Preconditions for unsafe acts The runway had been resurfaced since the flying pilot last conducted NVG autorotations and now looked different through the goggles. The albedo was different, with the runway looking darker and having different cues or optical flow. 

Unsafe act active failure The flare was commenced too high or developed too much, so the helicopter was too high with insufficient rotor RPM to cushion the landing. A heavy landing resulted that caused the main rotor blades to flex and cut off the tail boom. 

All too realistic

Although single-engine helicopters can do night touchdown autorotations, that doesn’t mean we should. With modern helicopter engine reliability, do you really need to do this training? Can you sufficiently train with day touchdown autorotations and night power termination autorotations.
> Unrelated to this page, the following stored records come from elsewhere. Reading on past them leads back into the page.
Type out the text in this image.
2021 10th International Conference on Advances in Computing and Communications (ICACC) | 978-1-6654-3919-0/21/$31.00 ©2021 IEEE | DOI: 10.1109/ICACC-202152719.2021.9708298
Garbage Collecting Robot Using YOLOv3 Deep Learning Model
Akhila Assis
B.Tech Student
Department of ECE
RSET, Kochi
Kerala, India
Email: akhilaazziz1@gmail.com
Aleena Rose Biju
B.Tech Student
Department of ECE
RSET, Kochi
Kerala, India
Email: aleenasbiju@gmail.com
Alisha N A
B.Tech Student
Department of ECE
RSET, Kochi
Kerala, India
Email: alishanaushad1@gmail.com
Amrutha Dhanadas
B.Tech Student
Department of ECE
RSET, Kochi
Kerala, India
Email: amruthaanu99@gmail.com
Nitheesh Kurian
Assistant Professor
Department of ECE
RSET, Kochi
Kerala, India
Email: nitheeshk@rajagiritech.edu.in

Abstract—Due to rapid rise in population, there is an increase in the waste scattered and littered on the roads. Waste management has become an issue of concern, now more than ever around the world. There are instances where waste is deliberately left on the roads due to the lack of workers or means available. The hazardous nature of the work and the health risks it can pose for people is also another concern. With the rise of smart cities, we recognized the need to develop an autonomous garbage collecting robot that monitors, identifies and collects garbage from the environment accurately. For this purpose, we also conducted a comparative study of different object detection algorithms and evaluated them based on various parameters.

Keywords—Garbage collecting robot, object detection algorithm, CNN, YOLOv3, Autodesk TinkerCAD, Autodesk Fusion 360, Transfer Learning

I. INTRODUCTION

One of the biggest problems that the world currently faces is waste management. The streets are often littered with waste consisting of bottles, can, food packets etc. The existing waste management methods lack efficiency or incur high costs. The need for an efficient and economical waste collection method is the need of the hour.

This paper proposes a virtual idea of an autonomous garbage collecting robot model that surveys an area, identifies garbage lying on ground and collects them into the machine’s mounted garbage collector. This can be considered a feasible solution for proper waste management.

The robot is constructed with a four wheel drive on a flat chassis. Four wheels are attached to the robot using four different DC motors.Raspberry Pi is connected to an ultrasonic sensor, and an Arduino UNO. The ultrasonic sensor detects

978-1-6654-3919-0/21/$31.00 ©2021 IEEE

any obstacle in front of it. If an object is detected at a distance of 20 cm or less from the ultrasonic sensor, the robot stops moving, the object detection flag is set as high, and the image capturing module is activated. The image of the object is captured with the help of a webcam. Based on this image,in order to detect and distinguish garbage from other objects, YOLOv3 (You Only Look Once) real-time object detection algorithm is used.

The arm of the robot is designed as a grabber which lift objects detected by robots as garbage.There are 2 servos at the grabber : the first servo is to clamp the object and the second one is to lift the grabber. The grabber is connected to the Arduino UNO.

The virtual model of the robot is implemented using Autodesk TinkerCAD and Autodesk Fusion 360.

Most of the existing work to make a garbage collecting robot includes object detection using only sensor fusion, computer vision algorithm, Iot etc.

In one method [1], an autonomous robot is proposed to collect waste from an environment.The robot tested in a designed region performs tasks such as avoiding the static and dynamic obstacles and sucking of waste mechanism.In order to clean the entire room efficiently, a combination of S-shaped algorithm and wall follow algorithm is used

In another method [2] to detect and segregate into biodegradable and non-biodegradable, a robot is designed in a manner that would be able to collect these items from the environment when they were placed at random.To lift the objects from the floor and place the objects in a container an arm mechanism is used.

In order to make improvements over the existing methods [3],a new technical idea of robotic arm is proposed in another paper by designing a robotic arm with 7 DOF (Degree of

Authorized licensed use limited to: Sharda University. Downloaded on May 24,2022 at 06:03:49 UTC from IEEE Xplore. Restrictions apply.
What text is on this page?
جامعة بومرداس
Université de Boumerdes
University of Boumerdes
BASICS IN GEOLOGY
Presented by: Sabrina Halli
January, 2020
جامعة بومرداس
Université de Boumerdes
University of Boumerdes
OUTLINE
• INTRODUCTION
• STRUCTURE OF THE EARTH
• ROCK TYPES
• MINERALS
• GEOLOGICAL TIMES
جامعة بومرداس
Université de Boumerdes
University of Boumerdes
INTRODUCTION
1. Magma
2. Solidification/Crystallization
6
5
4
In this case a training incident resulted in what would have been a successful outcome from a real NVG engine failure. Do we really need to elevate our night training to a level where things go bump in the night?

image: Helicopter at accident site (Courtesy of the Tampa PD) | NTSB
image: Helicopter at accident site (Courtesy of the Tampa PD) | NTSB

Modern gas-turbine engines are extremely reliable; however, practising for engine failures still needs to occur.

The airline industry now exclusively uses simulators after having learnt the hard way that there was starting to be more asymmetric training accidents than real engine failure accidents. Modern twin-engine helicopters have simulators but also have a training mode where the engine failure is artificially indicated on the displays; however, both engines are fully coupled to the rotor and full power is always available. 

In a single-engine helicopter, engine failure training can be achieved by winding the throttle back to ground idle so the engine decouples from the rotor. Allowing the engine to be decoupled from the rotor and flying it to the ground is called a touchdown autorotation. 

Unfortunately, it takes a finite time to advance the throttle and rejoin the engine to the rotor transmission. If you don’t rejoin the engine to the rotor, there will come a point in the flare where this cannot be achieved in time to allow engine power to drive the rotor. Any misjudgement here will result in a heavy landing. 

Keeping the throttle at flight idle, lowering the collective all the way down and practising the descent and flare is called a power termination autorotation, and allows power to be applied immediately an error is detected. This autorotation is normally finished at the hover. 

In a low hover, a practice engine failure – hovering autorotation – can be simulated by winding off the throttle so even if mishandled, the aircraft falling from a low hover results only in a firm landing within the undercarriage’s capacity.